I believe a little too much pessimism has creeped onto the board however it is always good to look at things objectively and with facts. Sageyrain brings up a good example why you can never compare two deposits and the insitu value per ounce they command. First no two ore deposits are the same and thus cannot be compared directly to each other. There are differences in grade, size, recoveries, ground conditions, taxation, labour, government regulations and accessibility. These things will all factor into the cost per ounce to produce. Thus deducting the companies desired profit margin and expected operating costs/ounce from the projected spot price of gold/ounce this will give the amount they are willing to pay per insitu ounce.

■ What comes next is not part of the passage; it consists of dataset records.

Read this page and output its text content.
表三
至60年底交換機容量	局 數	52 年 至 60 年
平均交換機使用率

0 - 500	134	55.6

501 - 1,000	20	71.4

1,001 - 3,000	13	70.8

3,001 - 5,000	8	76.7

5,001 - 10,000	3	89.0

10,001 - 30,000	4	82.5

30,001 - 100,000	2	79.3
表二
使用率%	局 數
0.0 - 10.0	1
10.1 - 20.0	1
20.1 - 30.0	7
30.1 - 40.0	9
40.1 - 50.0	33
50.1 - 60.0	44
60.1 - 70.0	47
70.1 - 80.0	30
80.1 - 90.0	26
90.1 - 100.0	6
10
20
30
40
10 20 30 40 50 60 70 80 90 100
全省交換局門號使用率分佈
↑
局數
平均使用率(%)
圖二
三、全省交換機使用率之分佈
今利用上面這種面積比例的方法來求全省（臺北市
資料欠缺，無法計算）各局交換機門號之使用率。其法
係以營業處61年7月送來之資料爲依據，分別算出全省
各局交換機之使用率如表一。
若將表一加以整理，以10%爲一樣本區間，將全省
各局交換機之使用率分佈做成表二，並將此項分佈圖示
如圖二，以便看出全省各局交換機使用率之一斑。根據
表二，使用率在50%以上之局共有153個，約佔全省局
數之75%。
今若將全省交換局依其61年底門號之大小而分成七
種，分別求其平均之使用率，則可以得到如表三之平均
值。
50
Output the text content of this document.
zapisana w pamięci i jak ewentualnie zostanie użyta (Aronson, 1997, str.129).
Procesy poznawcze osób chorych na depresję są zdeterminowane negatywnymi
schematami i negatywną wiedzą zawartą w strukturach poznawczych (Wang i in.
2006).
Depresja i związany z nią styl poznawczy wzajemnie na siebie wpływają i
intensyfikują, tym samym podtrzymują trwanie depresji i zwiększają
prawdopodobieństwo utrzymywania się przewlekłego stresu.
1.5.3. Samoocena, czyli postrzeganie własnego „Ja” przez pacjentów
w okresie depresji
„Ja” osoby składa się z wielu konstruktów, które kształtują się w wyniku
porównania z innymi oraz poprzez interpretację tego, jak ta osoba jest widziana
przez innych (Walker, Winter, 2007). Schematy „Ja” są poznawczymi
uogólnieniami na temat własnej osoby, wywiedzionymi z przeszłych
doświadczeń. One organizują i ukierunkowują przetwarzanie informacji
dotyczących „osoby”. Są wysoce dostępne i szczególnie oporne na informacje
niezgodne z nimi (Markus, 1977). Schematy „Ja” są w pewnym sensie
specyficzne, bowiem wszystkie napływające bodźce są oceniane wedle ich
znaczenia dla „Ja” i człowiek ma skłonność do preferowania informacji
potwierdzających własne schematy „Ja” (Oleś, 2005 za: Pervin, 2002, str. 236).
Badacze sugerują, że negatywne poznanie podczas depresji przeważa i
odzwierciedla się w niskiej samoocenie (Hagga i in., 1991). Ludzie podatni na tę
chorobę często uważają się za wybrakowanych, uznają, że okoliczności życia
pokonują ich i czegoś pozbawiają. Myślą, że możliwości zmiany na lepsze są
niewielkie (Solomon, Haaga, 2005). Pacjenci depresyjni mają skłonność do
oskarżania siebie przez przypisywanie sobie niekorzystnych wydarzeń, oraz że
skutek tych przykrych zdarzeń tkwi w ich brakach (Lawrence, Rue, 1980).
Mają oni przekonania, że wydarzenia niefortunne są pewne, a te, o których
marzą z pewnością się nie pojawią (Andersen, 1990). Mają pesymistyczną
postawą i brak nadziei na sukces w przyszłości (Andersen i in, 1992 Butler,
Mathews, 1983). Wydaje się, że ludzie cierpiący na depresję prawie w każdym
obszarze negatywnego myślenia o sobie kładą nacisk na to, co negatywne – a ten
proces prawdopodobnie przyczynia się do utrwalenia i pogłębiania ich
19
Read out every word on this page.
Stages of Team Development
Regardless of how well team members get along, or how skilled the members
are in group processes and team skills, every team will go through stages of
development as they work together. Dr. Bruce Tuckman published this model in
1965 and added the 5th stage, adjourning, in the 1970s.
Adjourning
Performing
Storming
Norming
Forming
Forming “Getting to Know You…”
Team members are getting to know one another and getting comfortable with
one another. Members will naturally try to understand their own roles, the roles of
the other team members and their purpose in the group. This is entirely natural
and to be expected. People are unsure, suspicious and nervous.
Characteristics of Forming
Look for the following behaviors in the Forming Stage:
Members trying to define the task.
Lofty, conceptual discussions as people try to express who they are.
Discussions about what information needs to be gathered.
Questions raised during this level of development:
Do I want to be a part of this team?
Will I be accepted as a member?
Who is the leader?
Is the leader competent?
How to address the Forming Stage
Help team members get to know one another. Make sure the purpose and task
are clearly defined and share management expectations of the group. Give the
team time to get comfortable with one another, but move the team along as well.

Now lets apply these facts to compare ARU to Hollister. First the grade and size of the deposit are not even close. ARU has an estimated 15,000,000 ounces open in all directions compared to 1,000,000. The ground conditions are not simular at all. ARU is in volcanics while Hollister is in sedimentary rock. Sedimentary rock is very difficult to mine in due to its weak nature. This type of ground condition requires very expensive time consuming ground support which cuts back on productivity thus increasing cost per ounce. Volcanics are relatively easy to mine through. Nevada type underground deposits are very expensive to mine. Take QueenStake in Nevada for example which has far better fundamentals than Hollister and a production cost of around 450 US per ounce and cannot make any money. Ecuador has virtually no taxation on mining, low labour costs and very little red tape compared to Nevada as well. There is a reason thus that Hollister commanded only 65 US per ounce and that is because it will be a high cost marginal mine. If you want to make a comparision perhaps you should compare Goldcorps Red Lake Mine even though it falls far short of ARU in many area's. They have an aprox cash cost of 90 US per ounce. If you take gold at 675 US and say they produce for the same cost per ounce 90 US, then what would you be willing to pay per insitu ounce. That leaves 585 US dollars to play with and does not take into account that gold keeps rising. I do not see it unreasonable to pay 300 US per ounce since that still leaves a 285 US profit without getting into the accounting too heavily.
This would give an approximate share price of 150.00 Can per share even if they do not find any more gold which is extremely unlikely. This is the simplified process you have to go through in order to put a valuation on an insitu ounce. How do I know this, well simple, I am a Mining Engineer with 20 years in the industry.
This should answer any questions concerning what kind of premium ARU will command. It will be high.